Role of the conduction system in the endocardial excitation spread in the right ventricle

The role of the Purkinje network in the excitation sequence in the endocardial surface of the right ventricle was studied using an isolated perfused canine preparation. The preparation was electrically stimulated at the proximal right bundle branch, and the activation time was mapped using contiguous bipolar electrodes or a microelectrode, or both. The earliest activation of muscle was observed at the junction between the ventricular septum and the free wall in front of the anterior papillary muscle. After the initial activation, the spread of ventricular muscle excitation in the free wall was essentially radial at a mean (± standard deviation) conduction velocity of 1.67 ± 0.20 m/s. The activation of muscle in this area was almost always preceded by the activation of Purkinje fibers by 2 to 6 ms. Thus the Purkinje system was considered indispensable for the excitation spread in this area. In the lower third of the septum, the excitation sequence was essentially similar to that of the free wall, indicating a possible contribution of the fast conducting Purkinje system.
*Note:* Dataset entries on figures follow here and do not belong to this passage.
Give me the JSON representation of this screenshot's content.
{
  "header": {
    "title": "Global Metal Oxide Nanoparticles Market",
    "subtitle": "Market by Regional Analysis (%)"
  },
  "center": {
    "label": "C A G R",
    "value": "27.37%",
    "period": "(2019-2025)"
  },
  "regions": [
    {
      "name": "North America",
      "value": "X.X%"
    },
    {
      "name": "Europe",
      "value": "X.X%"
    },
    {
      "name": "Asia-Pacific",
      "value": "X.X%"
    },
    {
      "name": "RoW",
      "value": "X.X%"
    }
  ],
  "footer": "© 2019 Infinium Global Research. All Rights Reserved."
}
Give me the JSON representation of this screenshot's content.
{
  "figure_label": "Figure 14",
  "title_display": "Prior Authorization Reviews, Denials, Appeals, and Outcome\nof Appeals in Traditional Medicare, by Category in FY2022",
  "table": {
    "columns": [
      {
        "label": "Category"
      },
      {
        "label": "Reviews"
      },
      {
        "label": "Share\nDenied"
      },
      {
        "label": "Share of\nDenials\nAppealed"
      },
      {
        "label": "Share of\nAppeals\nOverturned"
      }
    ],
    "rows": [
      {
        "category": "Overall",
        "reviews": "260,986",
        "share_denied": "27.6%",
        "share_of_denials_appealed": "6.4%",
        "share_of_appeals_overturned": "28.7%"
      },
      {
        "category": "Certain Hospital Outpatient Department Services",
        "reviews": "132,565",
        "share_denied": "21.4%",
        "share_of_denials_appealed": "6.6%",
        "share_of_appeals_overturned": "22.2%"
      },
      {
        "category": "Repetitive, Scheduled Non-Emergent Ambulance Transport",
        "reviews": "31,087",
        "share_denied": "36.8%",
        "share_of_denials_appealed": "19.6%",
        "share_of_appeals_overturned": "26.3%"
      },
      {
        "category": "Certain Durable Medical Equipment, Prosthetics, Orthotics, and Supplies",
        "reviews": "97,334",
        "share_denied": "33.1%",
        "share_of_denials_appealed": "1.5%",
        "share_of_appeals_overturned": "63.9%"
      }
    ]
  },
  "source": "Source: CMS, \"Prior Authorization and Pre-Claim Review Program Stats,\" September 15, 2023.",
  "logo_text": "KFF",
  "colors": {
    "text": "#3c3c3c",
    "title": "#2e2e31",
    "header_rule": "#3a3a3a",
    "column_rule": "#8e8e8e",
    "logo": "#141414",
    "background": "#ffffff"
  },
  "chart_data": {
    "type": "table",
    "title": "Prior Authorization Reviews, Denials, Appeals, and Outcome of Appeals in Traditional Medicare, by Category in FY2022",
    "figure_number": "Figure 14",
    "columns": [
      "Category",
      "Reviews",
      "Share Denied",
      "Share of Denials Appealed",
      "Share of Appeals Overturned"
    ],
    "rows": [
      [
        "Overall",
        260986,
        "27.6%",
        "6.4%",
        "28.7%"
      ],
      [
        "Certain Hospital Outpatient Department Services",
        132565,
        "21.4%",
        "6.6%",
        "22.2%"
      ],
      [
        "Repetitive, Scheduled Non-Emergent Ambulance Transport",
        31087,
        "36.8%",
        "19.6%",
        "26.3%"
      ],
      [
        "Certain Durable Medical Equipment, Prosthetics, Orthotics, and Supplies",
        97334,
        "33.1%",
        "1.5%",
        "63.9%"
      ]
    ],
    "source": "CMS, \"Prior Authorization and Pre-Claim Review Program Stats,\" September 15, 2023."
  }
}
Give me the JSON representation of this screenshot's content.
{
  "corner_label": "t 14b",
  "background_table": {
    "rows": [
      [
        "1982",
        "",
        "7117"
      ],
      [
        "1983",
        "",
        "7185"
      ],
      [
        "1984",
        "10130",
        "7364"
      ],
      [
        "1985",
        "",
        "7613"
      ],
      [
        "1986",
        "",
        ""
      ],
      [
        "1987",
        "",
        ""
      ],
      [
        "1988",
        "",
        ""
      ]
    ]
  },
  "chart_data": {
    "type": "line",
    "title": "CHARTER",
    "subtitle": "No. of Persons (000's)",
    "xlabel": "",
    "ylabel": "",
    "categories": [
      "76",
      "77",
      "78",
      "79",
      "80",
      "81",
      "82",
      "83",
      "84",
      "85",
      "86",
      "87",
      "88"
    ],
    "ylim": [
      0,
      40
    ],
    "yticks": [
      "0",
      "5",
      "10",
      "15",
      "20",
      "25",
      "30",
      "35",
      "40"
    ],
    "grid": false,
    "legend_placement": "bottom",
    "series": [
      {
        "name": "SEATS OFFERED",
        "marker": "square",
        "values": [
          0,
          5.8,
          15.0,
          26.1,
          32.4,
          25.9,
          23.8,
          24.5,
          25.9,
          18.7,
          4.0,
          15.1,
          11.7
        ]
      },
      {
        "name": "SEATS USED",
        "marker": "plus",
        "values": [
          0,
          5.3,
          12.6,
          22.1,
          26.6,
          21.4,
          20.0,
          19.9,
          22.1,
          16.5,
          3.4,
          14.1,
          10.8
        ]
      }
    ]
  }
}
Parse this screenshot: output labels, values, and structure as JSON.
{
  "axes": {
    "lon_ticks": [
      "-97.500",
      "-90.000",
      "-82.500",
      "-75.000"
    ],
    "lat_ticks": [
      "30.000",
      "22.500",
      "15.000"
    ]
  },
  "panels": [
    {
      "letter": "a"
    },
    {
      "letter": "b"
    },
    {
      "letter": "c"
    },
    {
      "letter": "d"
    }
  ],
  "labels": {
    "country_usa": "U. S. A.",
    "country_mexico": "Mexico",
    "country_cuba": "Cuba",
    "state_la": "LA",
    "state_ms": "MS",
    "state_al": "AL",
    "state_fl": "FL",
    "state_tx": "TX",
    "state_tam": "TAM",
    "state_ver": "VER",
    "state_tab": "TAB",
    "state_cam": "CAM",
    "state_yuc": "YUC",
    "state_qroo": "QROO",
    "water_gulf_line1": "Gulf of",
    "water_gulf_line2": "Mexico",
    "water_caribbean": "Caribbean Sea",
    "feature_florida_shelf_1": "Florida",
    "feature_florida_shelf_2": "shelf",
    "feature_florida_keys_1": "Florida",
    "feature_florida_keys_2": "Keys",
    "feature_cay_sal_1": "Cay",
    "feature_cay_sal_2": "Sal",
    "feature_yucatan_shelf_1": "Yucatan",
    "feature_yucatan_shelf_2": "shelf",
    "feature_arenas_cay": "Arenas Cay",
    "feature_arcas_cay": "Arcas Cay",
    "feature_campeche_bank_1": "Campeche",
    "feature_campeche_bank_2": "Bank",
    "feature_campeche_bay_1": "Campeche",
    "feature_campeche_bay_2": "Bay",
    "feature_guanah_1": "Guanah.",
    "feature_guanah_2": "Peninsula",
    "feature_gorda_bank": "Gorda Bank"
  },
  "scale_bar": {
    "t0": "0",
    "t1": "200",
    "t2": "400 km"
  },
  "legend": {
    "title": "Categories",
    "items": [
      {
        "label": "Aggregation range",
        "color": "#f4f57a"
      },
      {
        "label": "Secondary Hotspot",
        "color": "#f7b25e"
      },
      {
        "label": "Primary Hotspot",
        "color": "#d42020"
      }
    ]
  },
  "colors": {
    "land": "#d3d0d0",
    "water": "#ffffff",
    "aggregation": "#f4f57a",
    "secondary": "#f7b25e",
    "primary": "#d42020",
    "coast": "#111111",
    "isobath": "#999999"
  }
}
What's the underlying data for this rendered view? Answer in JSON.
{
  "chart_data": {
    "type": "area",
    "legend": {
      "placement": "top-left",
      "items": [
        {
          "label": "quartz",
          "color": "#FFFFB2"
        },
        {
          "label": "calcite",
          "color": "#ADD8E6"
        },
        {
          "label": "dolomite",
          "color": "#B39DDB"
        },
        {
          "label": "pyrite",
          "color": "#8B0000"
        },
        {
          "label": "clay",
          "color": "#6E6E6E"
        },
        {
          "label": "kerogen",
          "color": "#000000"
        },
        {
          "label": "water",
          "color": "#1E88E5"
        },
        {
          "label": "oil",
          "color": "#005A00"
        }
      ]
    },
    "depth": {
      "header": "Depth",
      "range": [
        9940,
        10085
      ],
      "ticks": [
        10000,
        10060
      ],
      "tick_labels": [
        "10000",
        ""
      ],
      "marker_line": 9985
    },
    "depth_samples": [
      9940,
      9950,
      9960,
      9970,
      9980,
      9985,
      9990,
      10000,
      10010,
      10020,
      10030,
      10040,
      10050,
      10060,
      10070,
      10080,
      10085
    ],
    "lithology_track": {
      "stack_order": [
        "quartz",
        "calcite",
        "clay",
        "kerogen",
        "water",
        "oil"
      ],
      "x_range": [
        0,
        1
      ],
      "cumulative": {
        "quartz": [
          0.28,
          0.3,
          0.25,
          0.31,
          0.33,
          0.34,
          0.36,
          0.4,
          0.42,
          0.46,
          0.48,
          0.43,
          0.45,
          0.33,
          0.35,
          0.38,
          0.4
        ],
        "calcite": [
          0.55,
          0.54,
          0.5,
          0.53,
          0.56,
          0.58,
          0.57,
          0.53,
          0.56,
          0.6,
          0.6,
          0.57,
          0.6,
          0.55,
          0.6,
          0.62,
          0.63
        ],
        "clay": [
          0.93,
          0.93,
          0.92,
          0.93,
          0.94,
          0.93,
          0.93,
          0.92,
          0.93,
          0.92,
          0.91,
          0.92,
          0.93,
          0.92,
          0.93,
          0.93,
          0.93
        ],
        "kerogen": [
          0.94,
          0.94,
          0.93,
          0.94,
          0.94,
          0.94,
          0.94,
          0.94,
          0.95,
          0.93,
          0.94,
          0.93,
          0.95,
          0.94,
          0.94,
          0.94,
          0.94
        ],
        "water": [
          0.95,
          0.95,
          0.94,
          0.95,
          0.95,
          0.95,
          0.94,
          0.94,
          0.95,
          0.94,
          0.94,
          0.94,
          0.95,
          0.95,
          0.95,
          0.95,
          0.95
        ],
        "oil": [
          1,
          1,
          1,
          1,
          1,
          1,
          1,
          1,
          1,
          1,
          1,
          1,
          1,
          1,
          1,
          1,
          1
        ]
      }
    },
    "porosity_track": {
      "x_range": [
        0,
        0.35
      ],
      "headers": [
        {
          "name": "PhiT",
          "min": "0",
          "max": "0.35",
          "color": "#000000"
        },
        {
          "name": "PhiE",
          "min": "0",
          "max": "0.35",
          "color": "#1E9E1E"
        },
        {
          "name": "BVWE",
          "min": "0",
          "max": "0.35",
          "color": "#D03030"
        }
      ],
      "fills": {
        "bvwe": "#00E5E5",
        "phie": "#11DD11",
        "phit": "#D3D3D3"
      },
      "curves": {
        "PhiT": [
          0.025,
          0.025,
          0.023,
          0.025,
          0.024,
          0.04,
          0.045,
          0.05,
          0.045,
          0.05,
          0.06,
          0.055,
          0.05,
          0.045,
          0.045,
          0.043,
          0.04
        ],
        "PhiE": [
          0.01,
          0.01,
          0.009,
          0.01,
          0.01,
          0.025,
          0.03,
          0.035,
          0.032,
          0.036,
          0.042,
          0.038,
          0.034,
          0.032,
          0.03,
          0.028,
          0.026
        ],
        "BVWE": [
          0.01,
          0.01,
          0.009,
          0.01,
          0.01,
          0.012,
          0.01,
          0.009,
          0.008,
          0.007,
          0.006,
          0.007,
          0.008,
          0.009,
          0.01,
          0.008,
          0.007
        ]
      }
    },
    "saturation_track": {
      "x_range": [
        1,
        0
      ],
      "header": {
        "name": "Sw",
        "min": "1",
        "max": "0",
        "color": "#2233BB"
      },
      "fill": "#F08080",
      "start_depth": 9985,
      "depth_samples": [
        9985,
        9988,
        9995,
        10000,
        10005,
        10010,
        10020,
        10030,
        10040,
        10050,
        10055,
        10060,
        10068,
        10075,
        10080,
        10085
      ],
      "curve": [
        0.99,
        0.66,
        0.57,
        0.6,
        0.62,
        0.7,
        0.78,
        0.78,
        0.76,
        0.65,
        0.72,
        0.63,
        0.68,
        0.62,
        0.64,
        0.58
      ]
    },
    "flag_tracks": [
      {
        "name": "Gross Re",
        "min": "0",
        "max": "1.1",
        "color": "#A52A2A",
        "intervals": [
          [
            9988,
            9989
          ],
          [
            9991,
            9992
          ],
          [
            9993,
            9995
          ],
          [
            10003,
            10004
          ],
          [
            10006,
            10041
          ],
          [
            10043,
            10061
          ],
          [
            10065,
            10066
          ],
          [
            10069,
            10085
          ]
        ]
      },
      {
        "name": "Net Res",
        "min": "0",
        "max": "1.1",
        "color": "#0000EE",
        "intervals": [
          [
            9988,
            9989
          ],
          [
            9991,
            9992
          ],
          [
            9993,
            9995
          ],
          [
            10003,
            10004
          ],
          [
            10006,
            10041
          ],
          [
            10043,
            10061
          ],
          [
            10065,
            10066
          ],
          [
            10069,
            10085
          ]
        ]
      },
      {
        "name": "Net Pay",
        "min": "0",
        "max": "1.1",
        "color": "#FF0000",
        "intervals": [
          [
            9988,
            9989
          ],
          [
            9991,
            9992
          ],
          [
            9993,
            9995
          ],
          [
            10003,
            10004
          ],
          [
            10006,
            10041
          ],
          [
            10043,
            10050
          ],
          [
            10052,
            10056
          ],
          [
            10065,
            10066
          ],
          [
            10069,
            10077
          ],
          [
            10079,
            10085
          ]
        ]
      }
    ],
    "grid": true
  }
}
In contrast, in the upper two thirds of the septum the activation of ventricular muscle spread from apex to base with a significantly delayed conduction velocity of 0.41 ± 0.88 m/s, and it was not preceded by activation of Purkinje fibers, thus indicating the lack of involvement of the Purkinje system.Functional distribution of the anterior, posterior and lateral branches of the right bundle to the excitation spread of the right ventricular endocardial muscle was confirmed by the selective transection of one of these special conducting fibers, which suggested the etiologic significance of injury to each branch of the right bundle as a cause of various electrocardiographic patterns of incomplete right bundle branch block.